Today was a pretty good day. The kids were well-behaved and I didn’t yell too much. My oldest helped me hang a few decorations in Baby’s room, and I helped him with his Legos. We ate dinner together as a family, baked brownies and sang “Wheels on the Bus.” When bedtime rolled around, the boys brushed their teeth and went right to sleep. It was nice.
Of course, not every day is like this, unfortunately.
Some days I wake up tired and grouchy. I spend way too much time on Facebook mindlessly scrolling through my newsfeed while the boys fuss and fight over who gets to play with what toy.
Some days I don’t have the motivation to clean, or play, or do anything at all really. So I don’t. I send the boys to their room to go play and then spend most of the day counting down the minutes until nap time, then til bedtime, praying just to make it through.
And then, before I know it, the entire day is gone, and I have nothing good to show for it.
It’s not pretty. And it makes me feel terribly guilty.
Do you ever have days like these? Please tell me you do!
On days like these–the really bad days–it’s easy to feel like a failure. Like every other mom has it all together, but for some reason I’m just messing things up.
After all, every time I scroll through Facebook or Pinterest I’m reminded of all of the awesome things I *could* be doing and all of the awesome memories I *could* be making… that I’m not.
Ahhh…. mommy guilt. It’s a real thing! Sure, we tell ourselves that no one is perfect and that it’s okay to make mistakes–but do we really believe it? Sometimes it’s hard to.
Well, the truth is, it isn’t just okay to make mistakes–our kids NEED to see us make mistakes! (Yes, really!) And here are three reasons why.

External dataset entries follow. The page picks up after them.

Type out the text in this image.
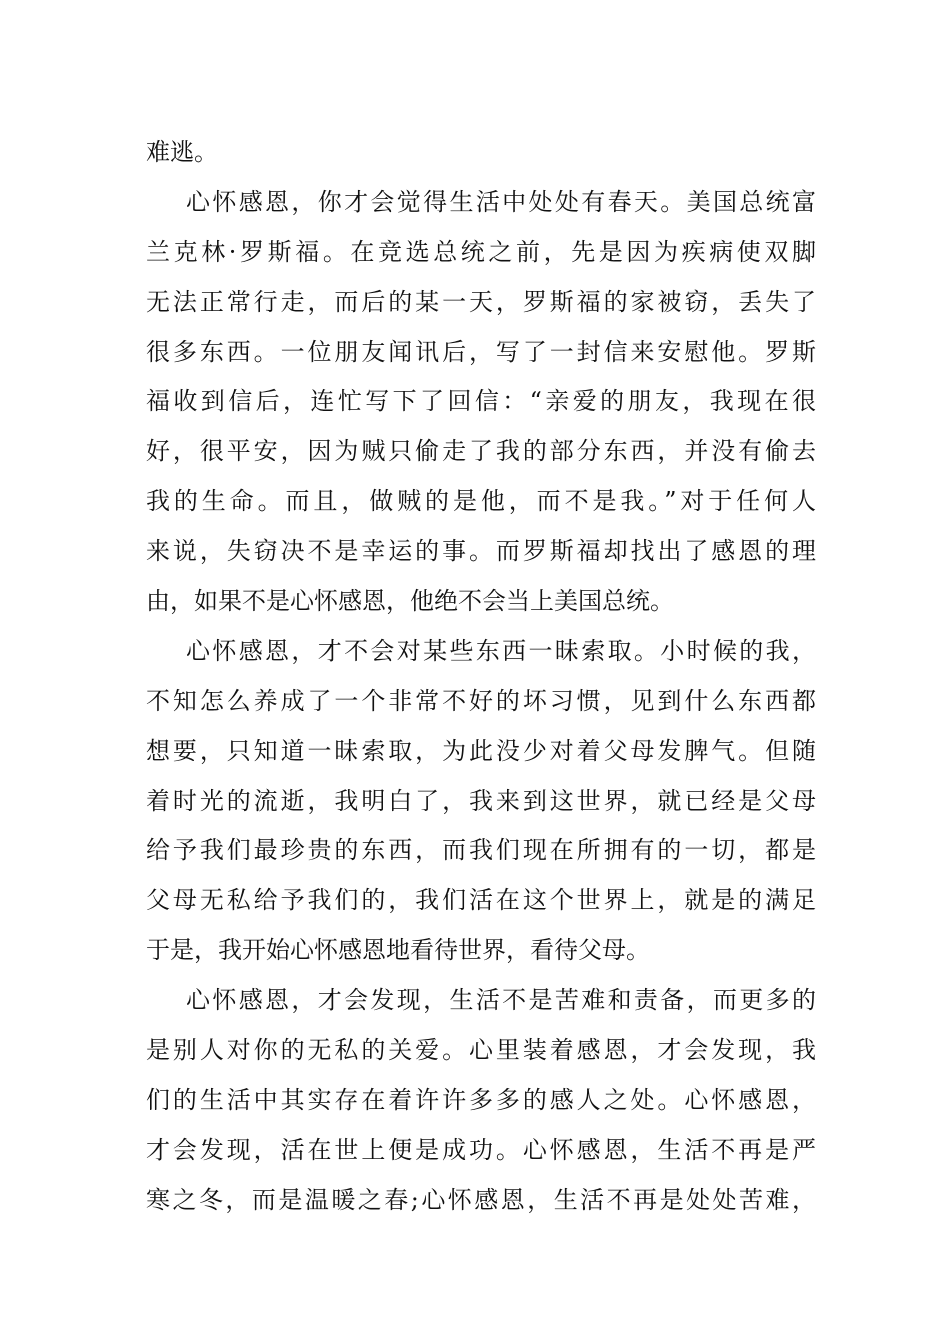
难逃。
心怀感恩，你才会觉得生活中处处有春天。美国总统富
兰克林·罗斯福。在竞选总统之前，先是因为疾病使双脚
无法正常行走，而后的某一天，罗斯福的家被窃，丢失了
很多东西。一位朋友闻讯后，写了一封信来安慰他。罗斯
福收到信后，连忙写下了回信：“亲爱的朋友，我现在很
好，很平安，因为贼只偷走了我的部分东西，并没有偷去
我的生命。而且，做贼的是他，而不是我。”对于任何人
来说，失窃决不是幸运的事。而罗斯福却找出了感恩的理
由，如果不是心怀感恩，他绝不会当上美国总统。
心怀感恩，才不会对某些东西一昧索取。小时候的我，
不知怎么养成了一个非常不好的坏习惯，见到什么东西都
想要，只知道一昧索取，为此没少对着父母发脾气。但随
着时光的流逝，我明白了，我来到这世界，就已经是父母
给予我们最珍贵的东西，而我们现在所拥有的一切，都是
父母无私给予我们的，我们活在这个世界上，就是的满足
于是，我开始心怀感恩地看待世界，看待父母。
心怀感恩，才会发现，生活不是苦难和责备，而更多的
是别人对你的无私的关爱。心里装着感恩，才会发现，我
们的生活中其实存在着许许多多的感人之处。心怀感恩，
才会发现，活在世上便是成功。心怀感恩，生活不再是严
寒之冬，而是温暖之春;心怀感恩，生活不再是处处苦难，
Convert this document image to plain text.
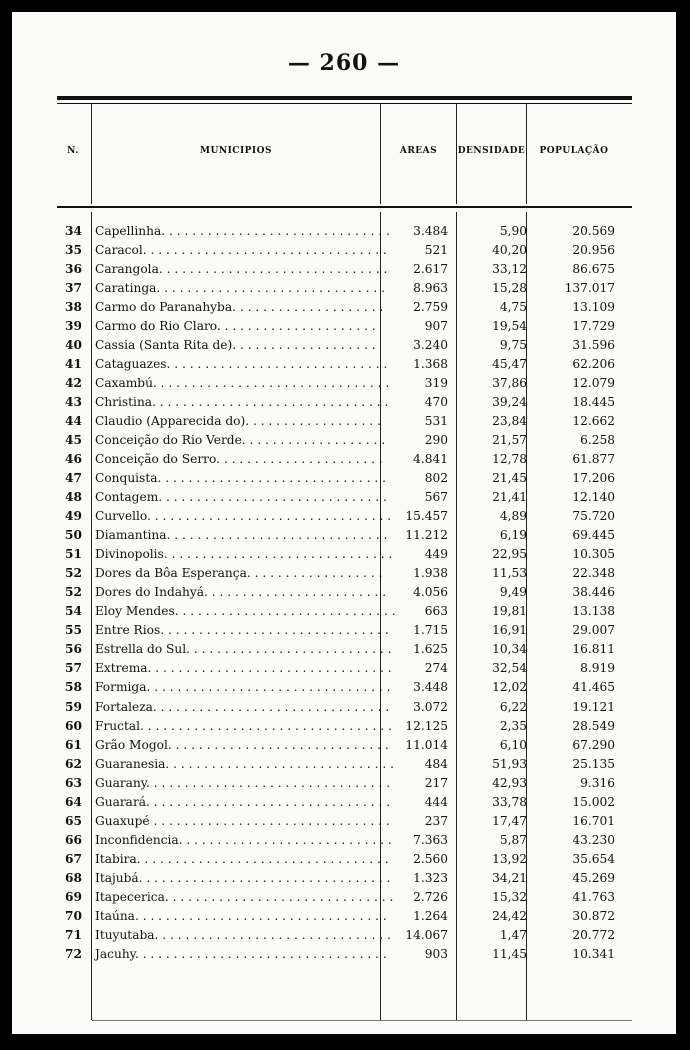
— 260 —
N.	MUNICIPIOS	AREAS	DENSIDADE	POPULAÇÃO
34 Capellinha. . . . . . . . . . . . . . . . . . . . . . . . . . . . . .	3.484	5,90	20.569
35 Caracol. . . . . . . . . . . . . . . . . . . . . . . . . . . . . . . .	521	40,20	20.956
36 Carangola. . . . . . . . . . . . . . . . . . . . . . . . . . . . . .	2.617	33,12	86.675
37 Caratinga. . . . . . . . . . . . . . . . . . . . . . . . . . . . . .	8.963	15,28	137.017
38 Carmo do Paranahyba. . . . . . . . . . . . . . . . . . . .	2.759	4,75	13.109
39 Carmo do Rio Claro. . . . . . . . . . . . . . . . . . . . .	907	19,54	17.729
40 Cassia (Santa Rita de). . . . . . . . . . . . . . . . . . .	3.240	9,75	31.596
41 Cataguazes. . . . . . . . . . . . . . . . . . . . . . . . . . . . .	1.368	45,47	62.206
42 Caxambú. . . . . . . . . . . . . . . . . . . . . . . . . . . . . . .	319	37,86	12.079
43 Christina. . . . . . . . . . . . . . . . . . . . . . . . . . . . . . .	470	39,24	18.445
44 Claudio (Apparecida do). . . . . . . . . . . . . . . . . .	531	23,84	12.662
45 Conceição do Rio Verde. . . . . . . . . . . . . . . . . . .	290	21,57	6.258
46 Conceição do Serro. . . . . . . . . . . . . . . . . . . . . .	4.841	12,78	61.877
47 Conquista. . . . . . . . . . . . . . . . . . . . . . . . . . . . . .	802	21,45	17.206
48 Contagem. . . . . . . . . . . . . . . . . . . . . . . . . . . . . .	567	21,41	12.140
49 Curvello. . . . . . . . . . . . . . . . . . . . . . . . . . . . . . . .	15.457	4,89	75.720
50 Diamantina. . . . . . . . . . . . . . . . . . . . . . . . . . . . .	11.212	6,19	69.445
51 Divinopolis. . . . . . . . . . . . . . . . . . . . . . . . . . . . . .	449	22,95	10.305
52 Dores da Bôa Esperança. . . . . . . . . . . . . . . . . .	1.938	11,53	22.348
52 Dores do Indahyá. . . . . . . . . . . . . . . . . . . . . . . .	4.056	9,49	38.446
54 Eloy Mendes. . . . . . . . . . . . . . . . . . . . . . . . . . . . .	663	19,81	13.138
55 Entre Rios. . . . . . . . . . . . . . . . . . . . . . . . . . . . . .	1.715	16,91	29.007
56 Estrella do Sul. . . . . . . . . . . . . . . . . . . . . . . . . . .	1.625	10,34	16.811
57 Extrema. . . . . . . . . . . . . . . . . . . . . . . . . . . . . . . .	274	32,54	8.919
58 Formiga. . . . . . . . . . . . . . . . . . . . . . . . . . . . . . . .	3.448	12,02	41.465
59 Fortaleza. . . . . . . . . . . . . . . . . . . . . . . . . . . . . . .	3.072	6,22	19.121
60 Fructal. . . . . . . . . . . . . . . . . . . . . . . . . . . . . . . . .	12.125	2,35	28.549
61 Grão Mogol. . . . . . . . . . . . . . . . . . . . . . . . . . . . .	11.014	6,10	67.290
62 Guaranesia. . . . . . . . . . . . . . . . . . . . . . . . . . . . . .	484	51,93	25.135
63 Guarany. . . . . . . . . . . . . . . . . . . . . . . . . . . . . . . .	217	42,93	9.316
64 Guarará. . . . . . . . . . . . . . . . . . . . . . . . . . . . . . . .	444	33,78	15.002
65 Guaxupé . . . . . . . . . . . . . . . . . . . . . . . . . . . . . . .	237	17,47	16.701
66 Inconfidencia. . . . . . . . . . . . . . . . . . . . . . . . . . . .	7.363	5,87	43.230
67 Itabira. . . . . . . . . . . . . . . . . . . . . . . . . . . . . . . . .	2.560	13,92	35.654
68 Itajubá. . . . . . . . . . . . . . . . . . . . . . . . . . . . . . . . .	1.323	34,21	45.269
69 Itapecerica. . . . . . . . . . . . . . . . . . . . . . . . . . . . . .	2.726	15,32	41.763
70 Itaúna. . . . . . . . . . . . . . . . . . . . . . . . . . . . . . . . .	1.264	24,42	30.872
71 Ituyutaba. . . . . . . . . . . . . . . . . . . . . . . . . . . . . . .	14.067	1,47	20.772
72 Jacuhy. . . . . . . . . . . . . . . . . . . . . . . . . . . . . . . . .	903	11,45	10.341
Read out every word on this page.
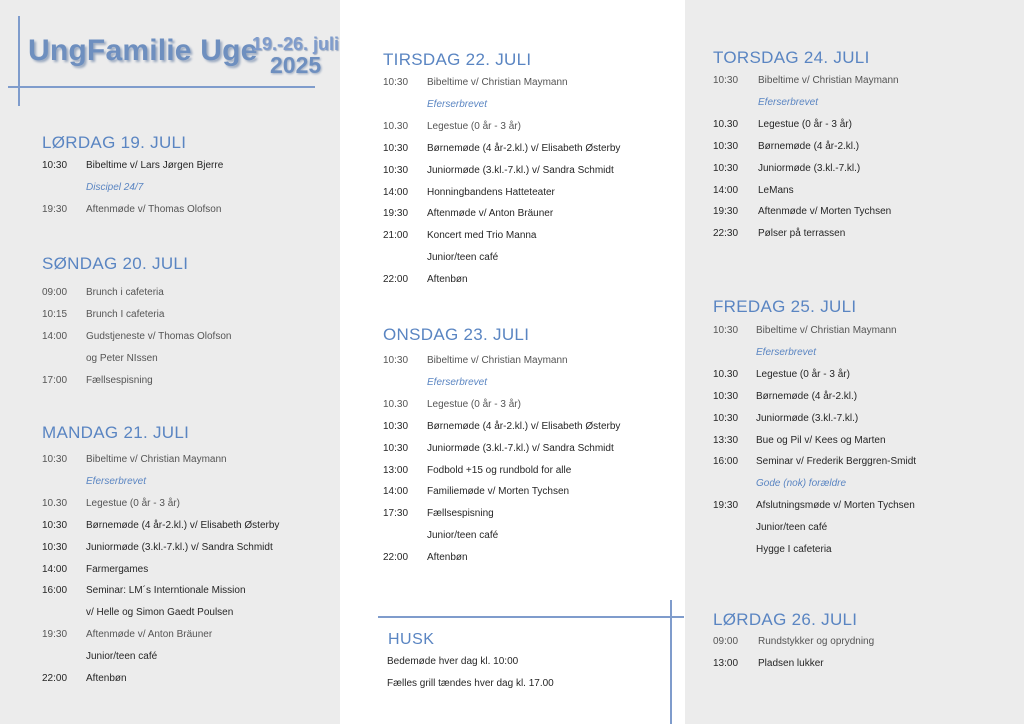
UngFamilie Uge
19.-26. juli
2025
LØRDAG 19. JULI
10:30 Bibeltime v/ Lars Jørgen Bjerre
Discipel 24/7
19:30 Aftenmøde v/ Thomas Olofson
SØNDAG 20. JULI
09:00 Brunch i cafeteria
10:15 Brunch I cafeteria
14:00 Gudstjeneste v/ Thomas Olofson
og Peter NIssen
17:00 Fællsespisning
MANDAG 21. JULI
10:30 Bibeltime v/ Christian Maymann
Eferserbrevet
10.30 Legestue (0 år - 3 år)
10:30 Børnemøde (4 år-2.kl.) v/ Elisabeth Østerby
10:30 Juniormøde (3.kl.-7.kl.) v/ Sandra Schmidt
14:00 Farmergames
16:00 Seminar: LM´s Interntionale Mission
v/ Helle og Simon Gaedt Poulsen
19:30 Aftenmøde v/ Anton Bräuner
Junior/teen café
22:00 Aftenbøn
TIRSDAG 22. JULI
10:30 Bibeltime v/ Christian Maymann
Eferserbrevet
10.30 Legestue (0 år - 3 år)
10:30 Børnemøde (4 år-2.kl.) v/ Elisabeth Østerby
10:30 Juniormøde (3.kl.-7.kl.) v/ Sandra Schmidt
14:00 Honningbandens Hatteteater
19:30 Aftenmøde v/ Anton Bräuner
21:00 Koncert med Trio Manna
Junior/teen café
22:00 Aftenbøn
ONSDAG 23. JULI
10:30 Bibeltime v/ Christian Maymann
Eferserbrevet
10.30 Legestue (0 år - 3 år)
10:30 Børnemøde (4 år-2.kl.) v/ Elisabeth Østerby
10:30 Juniormøde (3.kl.-7.kl.) v/ Sandra Schmidt
13:00 Fodbold +15 og rundbold for alle
14:00 Familiemøde v/ Morten Tychsen
17:30 Fællsespisning
Junior/teen café
22:00 Aftenbøn
TORSDAG 24. JULI
10:30 Bibeltime v/ Christian Maymann
Eferserbrevet
10.30 Legestue (0 år - 3 år)
10:30 Børnemøde (4 år-2.kl.)
10:30 Juniormøde (3.kl.-7.kl.)
14:00 LeMans
19:30 Aftenmøde v/ Morten Tychsen
22:30 Pølser på terrassen
FREDAG 25. JULI
10:30 Bibeltime v/ Christian Maymann
Eferserbrevet
10.30 Legestue (0 år - 3 år)
10:30 Børnemøde (4 år-2.kl.)
10:30 Juniormøde (3.kl.-7.kl.)
13:30 Bue og Pil v/ Kees og Marten
16:00 Seminar v/ Frederik Berggren-Smidt
Gode (nok) forældre
19:30 Afslutningsmøde v/ Morten Tychsen
Junior/teen café
Hygge I cafeteria
LØRDAG 26. JULI
09:00 Rundstykker og oprydning
13:00 Pladsen lukker
HUSK
Bedemøde hver dag kl. 10:00
Fælles grill tændes hver dag kl. 17.00
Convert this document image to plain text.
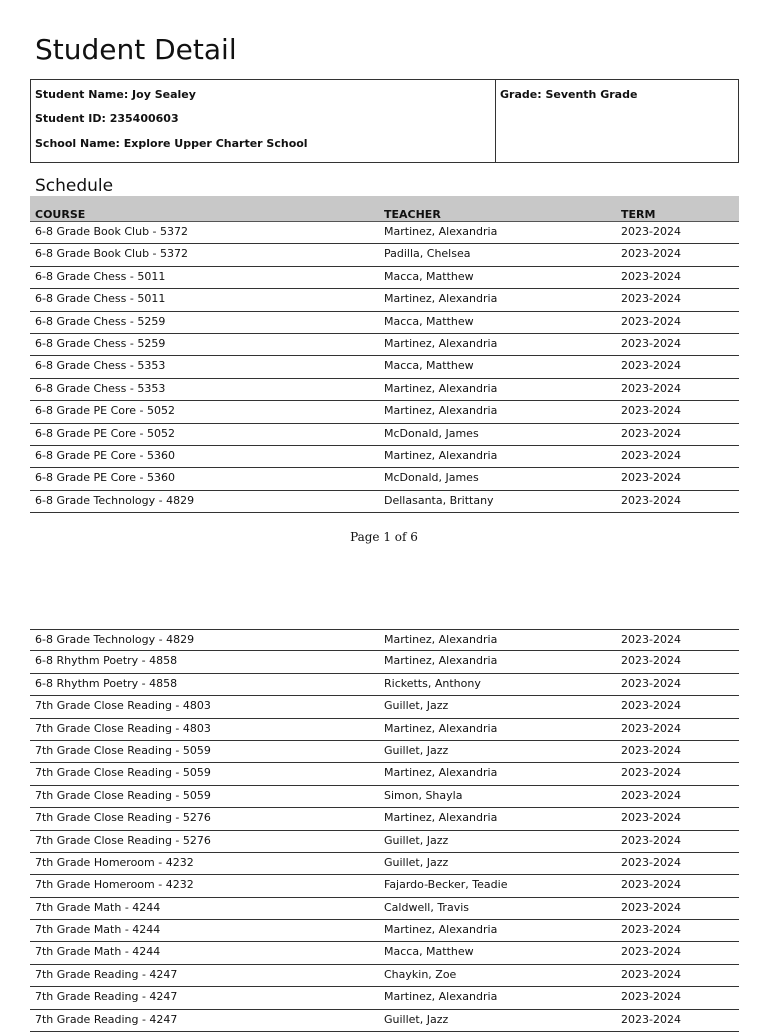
Student Detail
Student Name: Joy Sealey
Student ID: 235400603
School Name: Explore Upper Charter School
Grade: Seventh Grade
Schedule
COURSE	TEACHER	TERM
6-8 Grade Book Club - 5372	Martinez, Alexandria	2023-2024
6-8 Grade Book Club - 5372	Padilla, Chelsea	2023-2024
6-8 Grade Chess - 5011	Macca, Matthew	2023-2024
6-8 Grade Chess - 5011	Martinez, Alexandria	2023-2024
6-8 Grade Chess - 5259	Macca, Matthew	2023-2024
6-8 Grade Chess - 5259	Martinez, Alexandria	2023-2024
6-8 Grade Chess - 5353	Macca, Matthew	2023-2024
6-8 Grade Chess - 5353	Martinez, Alexandria	2023-2024
6-8 Grade PE Core - 5052	Martinez, Alexandria	2023-2024
6-8 Grade PE Core - 5052	McDonald, James	2023-2024
6-8 Grade PE Core - 5360	Martinez, Alexandria	2023-2024
6-8 Grade PE Core - 5360	McDonald, James	2023-2024
6-8 Grade Technology - 4829	Dellasanta, Brittany	2023-2024
Page 1 of 6
6-8 Grade Technology - 4829	Martinez, Alexandria	2023-2024
6-8 Rhythm Poetry - 4858	Martinez, Alexandria	2023-2024
6-8 Rhythm Poetry - 4858	Ricketts, Anthony	2023-2024
7th Grade Close Reading - 4803	Guillet, Jazz	2023-2024
7th Grade Close Reading - 4803	Martinez, Alexandria	2023-2024
7th Grade Close Reading - 5059	Guillet, Jazz	2023-2024
7th Grade Close Reading - 5059	Martinez, Alexandria	2023-2024
7th Grade Close Reading - 5059	Simon, Shayla	2023-2024
7th Grade Close Reading - 5276	Martinez, Alexandria	2023-2024
7th Grade Close Reading - 5276	Guillet, Jazz	2023-2024
7th Grade Homeroom - 4232	Guillet, Jazz	2023-2024
7th Grade Homeroom - 4232	Fajardo-Becker, Teadie	2023-2024
7th Grade Math - 4244	Caldwell, Travis	2023-2024
7th Grade Math - 4244	Martinez, Alexandria	2023-2024
7th Grade Math - 4244	Macca, Matthew	2023-2024
7th Grade Reading - 4247	Chaykin, Zoe	2023-2024
7th Grade Reading - 4247	Martinez, Alexandria	2023-2024
7th Grade Reading - 4247	Guillet, Jazz	2023-2024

Three Reasons Your Kids Need to See You Make Mistakes
1. It Provides an Opportunity to Teach the Gospel
When you completely blow it with your kids, how do you respond? Do you go on with your day and act like nothing ever happened? Do you stubbornly cling to your own way? Why not use it as a teaching opportunity to share the Gospel instead?
Romans 3:23 says “for all have sinned and fall short of the glory of God.” Thankfully, no matter how many times we mess up, we have a Savior that died for our sins and who goes on loving us and forgiving us anyways.
After you make a mistake is the perfect time to sit down with your children and say something like, “Man, I really blew it earlier. I’m so sorry. We all mess up sometimes, don’t we? That’s why I’m so very thankful for Jesus. Not only did he die to take away the eternal consequences of our sin, but no matter how much we mess up, he still keeps loving us and forgiving us every time. That’s pretty special isn’t it? Do you think you can forgive me too, like Jesus does?”
From important lessons on sin, forgiveness, Heaven, Hell and everything in between–mistakes can provide the perfect time to have some great teaching discussions.
2. It Helps Them Cultivate Godliness
Humility, gentleness, forgiveness, empathy… These are important skills that all Christians need to develop, and when you make mistakes with your children, you’re providing your children the perfect opportunity to do so. Not only can you model for your children how to ask for forgiveness and keep trying after you have failed, but your children will likely naturally learn some gentleness, kindness and consideration for others’ feelings as they do their best not to make mom more upset when she’s grouchy!
So many of the lessons our children learn in relationship with us and with each other directly prepare them for their relationship with Christ–we just have to realize it and seize the opportunity when it comes our way!
3. It Provides a Valuable Learning Opportunity
When you tell your children to do something–how do they respond? Do they listen right away or do they ask “Why?” (My oldest is a chronic “Why”-er. He doesn’t even mean to disobey; he just wants to know!)
As annoying as it can be to have your children question you instead of immediately doing as they are told, asking “Why” does serve an important lesson–it helps children understand why something is good/bad/necessary/unnecessary so they can make better decisions in the future, when they must eventually being to make decisions on their own.
If you always tell your children to obey “because you say so” ( #guilty ), they are going to have a more difficult time trying to figure out the right thing to do as they grow up and encounter new and challenging situations.
Okay, so where am I going with this?
When you share the stories of your mistakes and failures with your children, you provide them with their “why.”
It’s one thing to say lying is wrong. It’s another to share the story of the time you told a lie and you lost your best friend because of it. It’s one thing to say studying is important. It’s another to share the story of how you had to repeat a grade or how you got turned down for an important scholarship because you didn’t study like you needed to.
When we share our stories of our failures with our children, we turn a boring and forgettable instruction into a compelling lesson they are unlikely to forget anytime soon.
And if you’re worried that your children won’t listen to you or respect you because of a less than honorable past, don’t be. Your kids don’t need to learn important life lessons from someone who did everything right. They need to learn important life lessons from someone who knows because they’ve been there.
Do you ever feel like a failure as a parent? What causes you to feel that way? What can you do to change your behavior–and your attitude?